Este exorbitante número de normas que son en si mismas un colapso de la propia legalidad, supone también el hecho de que en nuestra sociedad todo está regulado, todo cae bajo el control del legislador, de la autoridad: está escrito todo lo que hay que hacer, cómo y cuándo hay que hacerlo. Apenas hay margen para las iniciativas porque frente a ellas surge casi con seguridad una norma que regula el modo de llevarlas a cabo imponiendo casi siempre un formulario o modelo oficial para cumplimentarlas.
Ignoran nuestros legisladores aquella idea que exponía Séneca en el sentido de que la honestidad sola llevará de por sí al hombre honesto a no hacer determinadas cosas que le permitirían las leyes. En el Estado en que vivimos parece que hay una preocupación legisladora en no dejar ni un resquicio a la libre actuación del ciudadano, ya sea para el bien o para el mal, pues se parte de una desconfianza originaria hacia este.
El resultado de tanta preponderancia del aparato administrativo sobre los ciudadanos es, sin lugar a dudas, un ahogo de la iniciativa individual que hace que el mismo Estado se vaya también ahogando a si mismo hasta entender que si un parlamento no genera normas y más normas, padece irremisiblemente de vagancia.
Todo esto indica falta de libertad y de confianza en la sociedad civil, secuestrada por el aparato administrativo, la cual es contraria a la dignidad humana y por tanto al bien común social, ya que el ideal de la sociedad debe ser procurar al hombre el máximo de libertad posible que razonablemente se pueda.
El Estado debería evitar interferir en todo aquello que los ciudadanos son capaces de ejercer por si mismos. En todo caso debería ayudarles sin absorberlos o sustituirlos, y en todo caso coordinarlos sin suplantarlos por sistema, sino solo cuando los ciudadanos no puedan llevar algo a cabo por sus propias fuerzas.

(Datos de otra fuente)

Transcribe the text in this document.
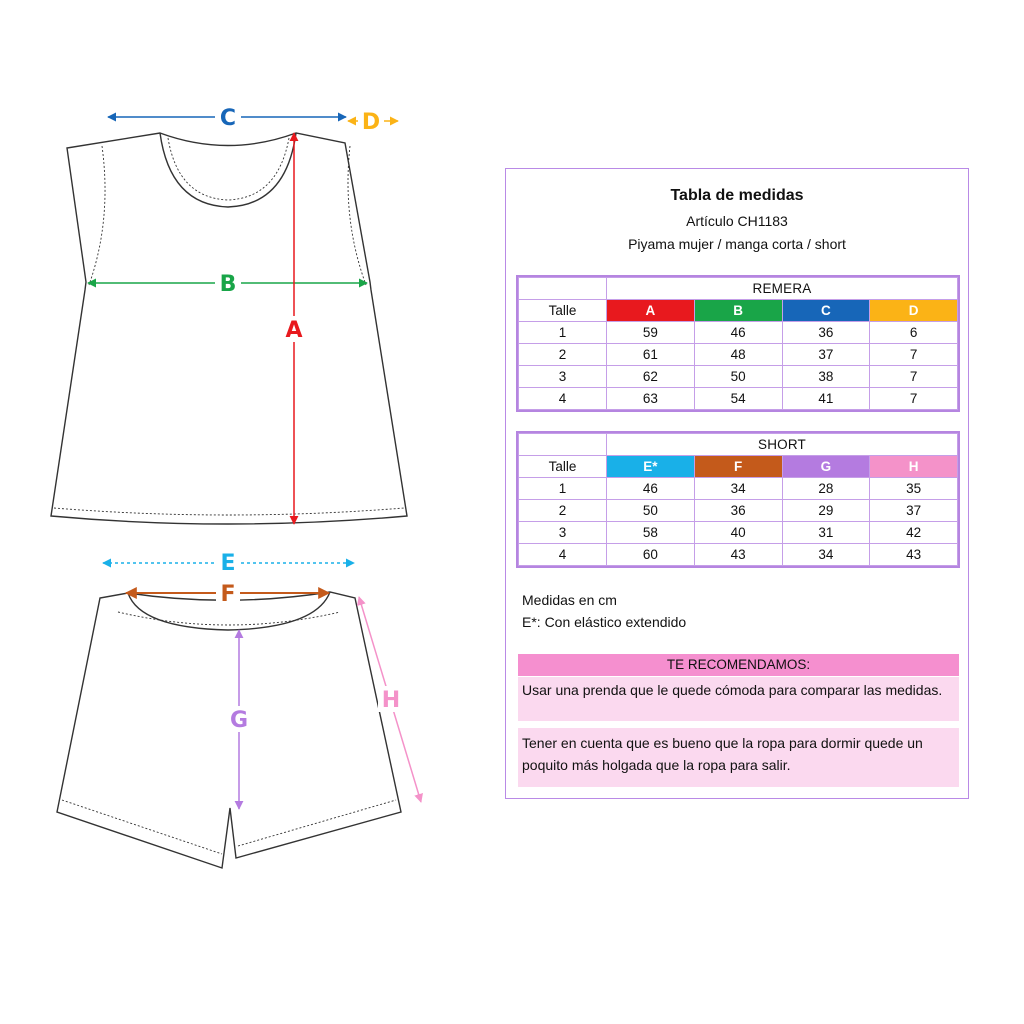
C	D
B
A
E
F
G
H
Tabla de medidas
Artículo CH1183
Piyama mujer / manga corta / short
	REMERA			
Talle	A	B	C	D
1	59	46	36	6
2	61	48	37	7
3	62	50	38	7
4	63	54	41	7
	SHORT			
Talle	E*	F	G	H
1	46	34	28	35
2	50	36	29	37
3	58	40	31	42
4	60	43	34	43
Medidas en cm
E*: Con elástico extendido
TE RECOMENDAMOS:
Usar una prenda que le quede cómoda para comparar las medidas.
Tener en cuenta que es bueno que la ropa para dormir quede un poquito más holgada que la ropa para salir.
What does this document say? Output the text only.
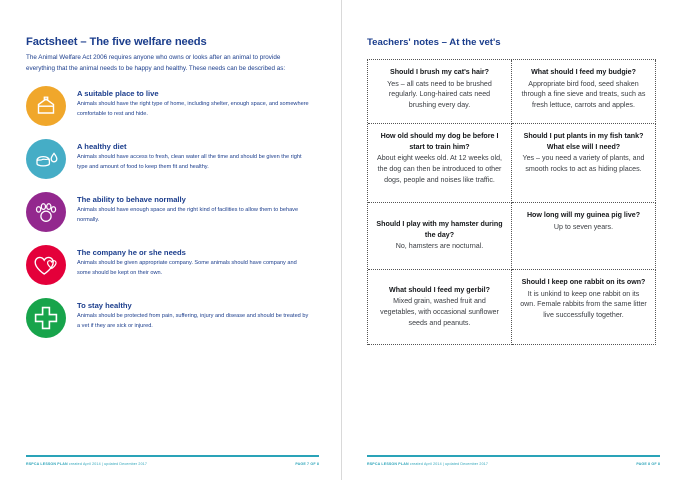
Factsheet – The five welfare needs

The Animal Welfare Act 2006 requires anyone who owns or looks after an animal to provide everything that the animal needs to be happy and healthy. These needs can be described as:

A suitable place to live

Animals should have the right type of home, including shelter, enough space, and somewhere comfortable to rest and hide.

A healthy diet

Animals should have access to fresh, clean water all the time and should be given the right type and amount of food to keep them fit and healthy.

The ability to behave normally

Animals should have enough space and the right kind of facilities to allow them to behave normally.

The company he or she needs

Animals should be given appropriate company. Some animals should have company and some should be kept on their own.

To stay healthy

Animals should be protected from pain, suffering, injury and disease and should be treated by a vet if they are sick or injured.

RSPCA LESSON PLAN created April 2014 | updated December 2017	PAGE 7 OF 8
Teachers' notes – At the vet's

Should I brush my cat's hair?

Yes – all cats need to be brushed regularly. Long-haired cats need brushing every day.

What should I feed my budgie?

Appropriate bird food, seed shaken through a fine sieve and treats, such as fresh lettuce, carrots and apples.

How old should my dog be before I start to train him?

About eight weeks old. At 12 weeks old, the dog can then be introduced to other dogs, people and noises like traffic.

Should I put plants in my fish tank? What else will I need?

Yes – you need a variety of plants, and smooth rocks to act as hiding places.

Should I play with my hamster during the day?

No, hamsters are nocturnal.

How long will my guinea pig live?

Up to seven years.

What should I feed my gerbil?

Mixed grain, washed fruit and vegetables, with occasional sunflower seeds and peanuts.

Should I keep one rabbit on its own?

It is unkind to keep one rabbit on its own. Female rabbits from the same litter live successfully together.

RSPCA LESSON PLAN created April 2014 | updated December 2017	PAGE 8 OF 8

Para quienes solo sepan ver la vida con las anteojeras del Estado, este modo de actuar podrá parecer un modo de gobierno próximo a la anarquía, o cuando menos, defectuoso o primitivo. Se equivocan, y manifiestan no conocer la naturaleza humana, porque el hombre se dedica con mayor empeño e ilusión a lo que considera propio y cercano. Cualquiera puede comprobar esto analizando la poca eficacia de nuestras Administraciones públicas, separadas de la vida corriente de los ciudadanos, de sus ilusiones, de sus preferencias, de sus motivaciones.
Es preciso revitalizar el ámbito de la sociedad civil, entendida como el conjunto de las relaciones entre individuos y entre sociedades intermedias que se realizan de forma originaria gracias a la subjetividad creativa del ciudadano. Es imposible promover la dignidad de la persona si no se procura la mayor libertad posible de la familia y de los grupos asociativos espontáneos de carácter deportivo, recreativo, profesional, político, cultural o social, de modo que lo que estas sociedades más pequeñas puedan hacer por sus propios medios, no debe ser intervenido por el Estado.
Quizá lo único que en el fondo pide la sociedad civil—el ser humano—es algo tan simple como que no se le asfixie, que se le permita respirar; solo eso. O dicho de un modo “fino”, que el Estado, la comunidad autónoma o el ayuntamiento no le den demasiado por culo.